# Week 3: Linked Lists

#### 0) Operations of Single LLs

Node { node next; int value; }

Node.next = pointer to next node Node.value = value of node

Head: first node in list Tail: last node in list (Node.next = NULL)

#### 1) Remove Kth node from Single LL

Given a linked list, remove the k-th node of the list and return its head.

```
Input: 1->2->3->4->5, and k = 2.
Output: link list 1->2->4->5.
```

```
Input: 1->3->5->7, and k = 0.
Output: linked list 3->5->7
```

#### 2) Remove Kth node from end of Single LL

Given a linked list, remove the k-th node from the end of the list and return its head.

```
Input: 1->2->3->4->5, and k = 1.
Output: linked list 1->2->3->5.
```

```
Input: 1->2->3, and k = 0
Output: linked list 1->2
```

#### 3) Merge 2 sorted LL

Merge two sorted linked lists and return it as a new sorted list. The new list should be made by splicing together the nodes of the first two lists.

```
Input: 1->2->4, 1->3->4
Output: 1->1->2->3->4->4
```

–HARD–

### 4) Rotate LL

Given the head of a linked list, rotate the list to the right by k places.

```
Input: head = [1,2,3,4,5], k = 2
Output: [4,5,1,2,3]
```

```
Input: head = [0,1,2], k = 4
Output: [2,0,1]
```

### 5) Add Two Numbers

You are given two **non-empty** linked lists representing two non-negative integers. The digits are stored in **reverse order**, and each of their nodes contains a single digit. Add the two numbers and return the sum as a linked list.

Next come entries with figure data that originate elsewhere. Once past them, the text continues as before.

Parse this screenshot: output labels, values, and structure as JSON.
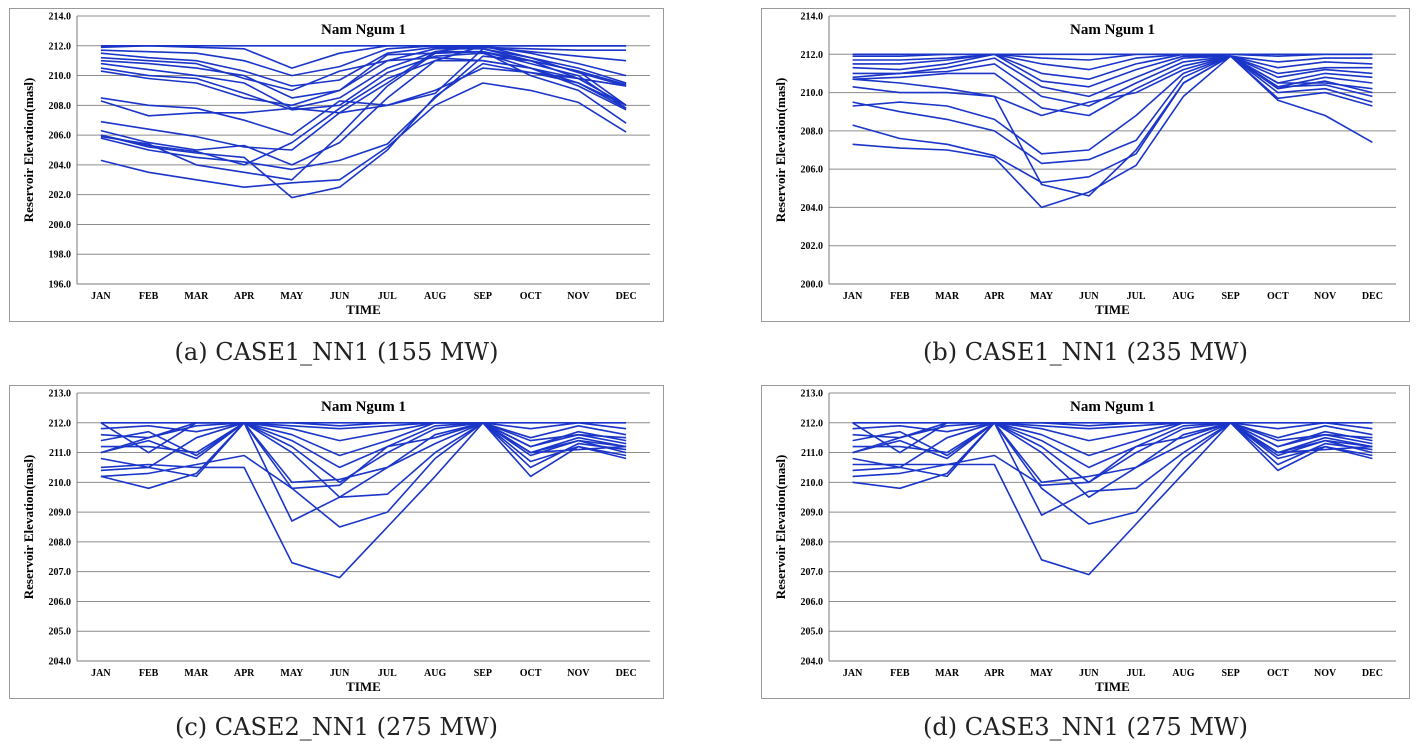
{
  "chart_data": [
    {
      "type": "line",
      "title": "Nam Ngum 1",
      "xlabel": "TIME",
      "ylabel": "Reservoir Elevation(masl)",
      "caption": "(a) CASE1_NN1 (155 MW)",
      "categories": [
        "JAN",
        "FEB",
        "MAR",
        "APR",
        "MAY",
        "JUN",
        "JUL",
        "AUG",
        "SEP",
        "OCT",
        "NOV",
        "DEC"
      ],
      "ylim": [
        196,
        214
      ],
      "yticks": [
        "196.0",
        "198.0",
        "200.0",
        "202.0",
        "204.0",
        "206.0",
        "208.0",
        "210.0",
        "212.0",
        "214.0"
      ],
      "grid": true,
      "line_color": "#1a35c8",
      "series": [
        {
          "values": [
            212.0,
            212.0,
            212.0,
            212.0,
            212.0,
            212.0,
            212.0,
            212.0,
            212.0,
            212.0,
            212.0,
            212.0
          ]
        },
        {
          "values": [
            211.9,
            212.0,
            211.9,
            211.8,
            210.5,
            211.5,
            212.0,
            212.0,
            212.0,
            212.0,
            212.0,
            212.0
          ]
        },
        {
          "values": [
            211.7,
            211.6,
            211.5,
            211.0,
            210.0,
            210.6,
            211.8,
            212.0,
            211.9,
            211.8,
            211.7,
            211.7
          ]
        },
        {
          "values": [
            211.5,
            211.2,
            211.0,
            210.3,
            209.3,
            209.7,
            211.5,
            211.9,
            211.9,
            211.6,
            211.3,
            211.0
          ]
        },
        {
          "values": [
            211.0,
            210.8,
            210.5,
            210.0,
            208.5,
            209.0,
            211.0,
            211.8,
            211.8,
            211.2,
            210.5,
            209.5
          ]
        },
        {
          "values": [
            210.8,
            210.4,
            210.0,
            209.5,
            207.8,
            208.5,
            210.5,
            211.6,
            211.6,
            211.0,
            209.8,
            209.3
          ]
        },
        {
          "values": [
            210.5,
            210.0,
            209.8,
            208.8,
            207.7,
            208.0,
            210.2,
            211.3,
            211.5,
            210.5,
            209.5,
            208.0
          ]
        },
        {
          "values": [
            210.3,
            209.8,
            209.5,
            208.5,
            208.0,
            209.0,
            211.4,
            211.5,
            211.6,
            210.8,
            210.0,
            207.8
          ]
        },
        {
          "values": [
            211.2,
            211.0,
            210.8,
            209.8,
            209.0,
            210.3,
            211.0,
            211.2,
            211.0,
            210.5,
            209.3,
            207.7
          ]
        },
        {
          "values": [
            208.5,
            208.0,
            207.8,
            207.0,
            206.0,
            208.3,
            208.0,
            208.8,
            211.8,
            211.0,
            210.3,
            209.4
          ]
        },
        {
          "values": [
            208.3,
            207.3,
            207.5,
            207.5,
            207.8,
            207.5,
            208.0,
            209.0,
            210.5,
            210.2,
            209.8,
            209.3
          ]
        },
        {
          "values": [
            206.9,
            206.4,
            205.9,
            205.2,
            205.0,
            207.5,
            209.5,
            211.6,
            212.0,
            211.2,
            210.2,
            209.3
          ]
        },
        {
          "values": [
            206.3,
            205.5,
            205.0,
            205.3,
            204.0,
            205.5,
            208.5,
            211.0,
            212.0,
            211.5,
            210.8,
            210.0
          ]
        },
        {
          "values": [
            206.0,
            205.3,
            204.9,
            204.0,
            205.5,
            207.8,
            209.8,
            211.0,
            211.0,
            210.5,
            209.8,
            208.0
          ]
        },
        {
          "values": [
            205.8,
            205.0,
            204.5,
            204.2,
            203.7,
            204.3,
            205.4,
            208.5,
            211.3,
            211.0,
            210.3,
            208.0
          ]
        },
        {
          "values": [
            205.9,
            205.4,
            204.0,
            203.5,
            203.0,
            206.0,
            209.3,
            211.5,
            211.6,
            210.0,
            209.0,
            206.8
          ]
        },
        {
          "values": [
            204.3,
            203.5,
            203.0,
            202.5,
            202.8,
            203.0,
            205.2,
            208.0,
            209.5,
            209.0,
            208.2,
            206.2
          ]
        },
        {
          "values": [
            206.0,
            205.2,
            204.8,
            204.5,
            201.8,
            202.5,
            205.0,
            208.6,
            210.8,
            210.2,
            209.5,
            207.8
          ]
        }
      ]
    },
    {
      "type": "line",
      "title": "Nam Ngum 1",
      "xlabel": "TIME",
      "ylabel": "Reservoir Elevation(masl)",
      "caption": "(b) CASE1_NN1 (235 MW)",
      "categories": [
        "JAN",
        "FEB",
        "MAR",
        "APR",
        "MAY",
        "JUN",
        "JUL",
        "AUG",
        "SEP",
        "OCT",
        "NOV",
        "DEC"
      ],
      "ylim": [
        200,
        214
      ],
      "yticks": [
        "200.0",
        "202.0",
        "204.0",
        "206.0",
        "208.0",
        "210.0",
        "212.0",
        "214.0"
      ],
      "grid": true,
      "line_color": "#1a35c8",
      "series": [
        {
          "values": [
            212.0,
            212.0,
            212.0,
            212.0,
            212.0,
            212.0,
            212.0,
            212.0,
            212.0,
            212.0,
            212.0,
            212.0
          ]
        },
        {
          "values": [
            211.9,
            211.9,
            212.0,
            212.0,
            211.8,
            211.7,
            212.0,
            212.0,
            212.0,
            211.9,
            212.0,
            212.0
          ]
        },
        {
          "values": [
            211.7,
            211.7,
            211.8,
            212.0,
            211.5,
            211.2,
            211.8,
            212.0,
            211.9,
            211.6,
            211.8,
            211.8
          ]
        },
        {
          "values": [
            211.5,
            211.5,
            211.7,
            212.0,
            211.0,
            210.7,
            211.5,
            212.0,
            211.9,
            211.3,
            211.6,
            211.5
          ]
        },
        {
          "values": [
            211.3,
            211.2,
            211.5,
            212.0,
            210.6,
            210.3,
            211.2,
            211.9,
            211.9,
            211.0,
            211.3,
            211.3
          ]
        },
        {
          "values": [
            211.0,
            211.0,
            211.3,
            211.8,
            210.3,
            209.8,
            210.8,
            211.8,
            211.9,
            210.8,
            211.2,
            211.0
          ]
        },
        {
          "values": [
            210.8,
            211.0,
            211.1,
            211.5,
            209.8,
            209.3,
            210.5,
            211.6,
            211.9,
            210.5,
            211.0,
            210.8
          ]
        },
        {
          "values": [
            210.7,
            210.8,
            211.0,
            211.0,
            209.2,
            208.8,
            210.2,
            211.4,
            211.9,
            210.3,
            210.8,
            210.5
          ]
        },
        {
          "values": [
            210.3,
            210.0,
            210.0,
            209.8,
            208.8,
            209.5,
            210.0,
            211.2,
            211.9,
            210.5,
            210.5,
            210.2
          ]
        },
        {
          "values": [
            209.3,
            209.5,
            209.3,
            208.6,
            206.8,
            207.0,
            208.8,
            211.0,
            211.9,
            210.3,
            210.4,
            209.8
          ]
        },
        {
          "values": [
            209.5,
            209.0,
            208.6,
            208.0,
            206.3,
            206.5,
            207.5,
            210.8,
            211.9,
            210.0,
            210.2,
            209.5
          ]
        },
        {
          "values": [
            208.3,
            207.6,
            207.3,
            206.7,
            205.3,
            205.6,
            206.8,
            210.5,
            211.9,
            209.7,
            210.0,
            209.3
          ]
        },
        {
          "values": [
            207.3,
            207.1,
            207.0,
            206.6,
            204.0,
            204.8,
            206.2,
            209.8,
            211.9,
            209.6,
            208.8,
            207.4
          ]
        },
        {
          "values": [
            210.7,
            210.5,
            210.2,
            209.8,
            205.2,
            204.6,
            207.0,
            210.5,
            211.9,
            210.2,
            210.6,
            210.0
          ]
        }
      ]
    },
    {
      "type": "line",
      "title": "Nam Ngum 1",
      "xlabel": "TIME",
      "ylabel": "Reservoir Elevation(masl)",
      "caption": "(c)  CASE2_NN1 (275 MW)",
      "categories": [
        "JAN",
        "FEB",
        "MAR",
        "APR",
        "MAY",
        "JUN",
        "JUL",
        "AUG",
        "SEP",
        "OCT",
        "NOV",
        "DEC"
      ],
      "ylim": [
        204,
        213
      ],
      "yticks": [
        "204.0",
        "205.0",
        "206.0",
        "207.0",
        "208.0",
        "209.0",
        "210.0",
        "211.0",
        "212.0",
        "213.0"
      ],
      "grid": true,
      "line_color": "#1a35c8",
      "series": [
        {
          "values": [
            212.0,
            212.0,
            212.0,
            212.0,
            212.0,
            212.0,
            212.0,
            212.0,
            212.0,
            212.0,
            212.0,
            212.0
          ]
        },
        {
          "values": [
            212.0,
            211.0,
            212.0,
            212.0,
            212.0,
            211.9,
            212.0,
            212.0,
            212.0,
            211.8,
            212.0,
            211.8
          ]
        },
        {
          "values": [
            211.8,
            211.9,
            211.7,
            212.0,
            211.9,
            211.8,
            211.9,
            212.0,
            212.0,
            211.5,
            211.9,
            211.6
          ]
        },
        {
          "values": [
            211.6,
            211.5,
            211.9,
            212.0,
            211.8,
            211.4,
            211.7,
            212.0,
            212.0,
            211.2,
            211.7,
            211.4
          ]
        },
        {
          "values": [
            211.4,
            211.7,
            210.9,
            212.0,
            211.6,
            210.9,
            211.4,
            212.0,
            212.0,
            211.0,
            211.5,
            211.2
          ]
        },
        {
          "values": [
            211.2,
            211.2,
            211.0,
            212.0,
            211.4,
            210.5,
            211.2,
            211.9,
            212.0,
            210.9,
            211.4,
            211.0
          ]
        },
        {
          "values": [
            211.0,
            211.4,
            210.8,
            212.0,
            211.2,
            210.0,
            211.0,
            211.8,
            212.0,
            210.5,
            211.3,
            211.1
          ]
        },
        {
          "values": [
            210.8,
            210.5,
            211.5,
            212.0,
            211.0,
            209.5,
            210.5,
            211.6,
            212.0,
            210.7,
            211.2,
            210.9
          ]
        },
        {
          "values": [
            210.4,
            210.5,
            210.2,
            212.0,
            210.0,
            210.1,
            210.5,
            211.3,
            212.0,
            211.0,
            211.1,
            211.2
          ]
        },
        {
          "values": [
            210.2,
            210.3,
            210.6,
            210.9,
            209.8,
            209.9,
            211.2,
            211.5,
            212.0,
            211.4,
            211.6,
            211.3
          ]
        },
        {
          "values": [
            210.2,
            209.8,
            210.3,
            212.0,
            208.7,
            209.5,
            209.6,
            211.0,
            212.0,
            210.2,
            211.2,
            210.8
          ]
        },
        {
          "values": [
            210.5,
            210.6,
            210.5,
            210.5,
            207.3,
            206.8,
            208.5,
            210.2,
            212.0,
            211.2,
            211.6,
            211.5
          ]
        },
        {
          "values": [
            211.0,
            211.5,
            212.0,
            212.0,
            209.8,
            208.5,
            209.0,
            210.8,
            212.0,
            211.0,
            211.4,
            211.2
          ]
        }
      ]
    },
    {
      "type": "line",
      "title": "Nam Ngum 1",
      "xlabel": "TIME",
      "ylabel": "Reservoir Elevation(masl)",
      "caption": "(d)  CASE3_NN1 (275 MW)",
      "categories": [
        "JAN",
        "FEB",
        "MAR",
        "APR",
        "MAY",
        "JUN",
        "JUL",
        "AUG",
        "SEP",
        "OCT",
        "NOV",
        "DEC"
      ],
      "ylim": [
        204,
        213
      ],
      "yticks": [
        "204.0",
        "205.0",
        "206.0",
        "207.0",
        "208.0",
        "209.0",
        "210.0",
        "211.0",
        "212.0",
        "213.0"
      ],
      "grid": true,
      "line_color": "#1a35c8",
      "series": [
        {
          "values": [
            212.0,
            212.0,
            212.0,
            212.0,
            212.0,
            212.0,
            212.0,
            212.0,
            212.0,
            212.0,
            212.0,
            212.0
          ]
        },
        {
          "values": [
            212.0,
            211.0,
            212.0,
            212.0,
            212.0,
            211.9,
            212.0,
            212.0,
            212.0,
            211.8,
            212.0,
            211.8
          ]
        },
        {
          "values": [
            211.8,
            211.9,
            211.7,
            212.0,
            211.9,
            211.8,
            211.9,
            212.0,
            212.0,
            211.5,
            211.9,
            211.6
          ]
        },
        {
          "values": [
            211.6,
            211.5,
            211.9,
            212.0,
            211.8,
            211.4,
            211.7,
            212.0,
            212.0,
            211.2,
            211.7,
            211.4
          ]
        },
        {
          "values": [
            211.4,
            211.7,
            210.9,
            212.0,
            211.6,
            210.9,
            211.4,
            212.0,
            212.0,
            211.0,
            211.5,
            211.2
          ]
        },
        {
          "values": [
            211.2,
            211.2,
            211.0,
            212.0,
            211.4,
            210.5,
            211.2,
            211.9,
            212.0,
            210.9,
            211.4,
            211.0
          ]
        },
        {
          "values": [
            211.0,
            211.4,
            210.8,
            212.0,
            211.2,
            210.0,
            211.0,
            211.8,
            212.0,
            210.6,
            211.3,
            211.1
          ]
        },
        {
          "values": [
            210.8,
            210.5,
            211.5,
            212.0,
            211.0,
            209.5,
            210.5,
            211.6,
            212.0,
            210.8,
            211.2,
            210.9
          ]
        },
        {
          "values": [
            210.4,
            210.5,
            210.2,
            212.0,
            210.0,
            210.2,
            210.5,
            211.3,
            212.0,
            211.0,
            211.1,
            211.2
          ]
        },
        {
          "values": [
            210.2,
            210.3,
            210.6,
            210.9,
            209.9,
            210.0,
            211.2,
            211.5,
            212.0,
            211.4,
            211.6,
            211.3
          ]
        },
        {
          "values": [
            210.0,
            209.8,
            210.3,
            212.0,
            208.9,
            209.7,
            209.8,
            211.0,
            212.0,
            210.4,
            211.2,
            210.8
          ]
        },
        {
          "values": [
            210.6,
            210.6,
            210.6,
            210.6,
            207.4,
            206.9,
            208.6,
            210.3,
            212.0,
            211.2,
            211.6,
            211.5
          ]
        },
        {
          "values": [
            211.0,
            211.5,
            212.0,
            212.0,
            209.8,
            208.6,
            209.0,
            210.8,
            212.0,
            211.0,
            211.4,
            211.2
          ]
        }
      ]
    }
  ]
}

You may assume the two numbers do not contain any leading zero, except the number 0 itself.

```
Input: l1 = [2,4,3], l2 = [5,6,4]
Output: [7,0,8]
Explanation: 342 + 465 = 807
```

```
Input: l1 = [0], l2 = [0]
Output: [0]
```

```
Input: l1 = [9,9,9,9,9,9,9], l2 = [9,9,9,9]
Output: [8,9,9,9,0,0,0,1]
```

Constraints:

- The number of nodes in each linked list is in the range
`[1, 100]`

. `0 <= Node.val <= 9`

- It is guaranteed that the list represents a number that does not have leading zeros.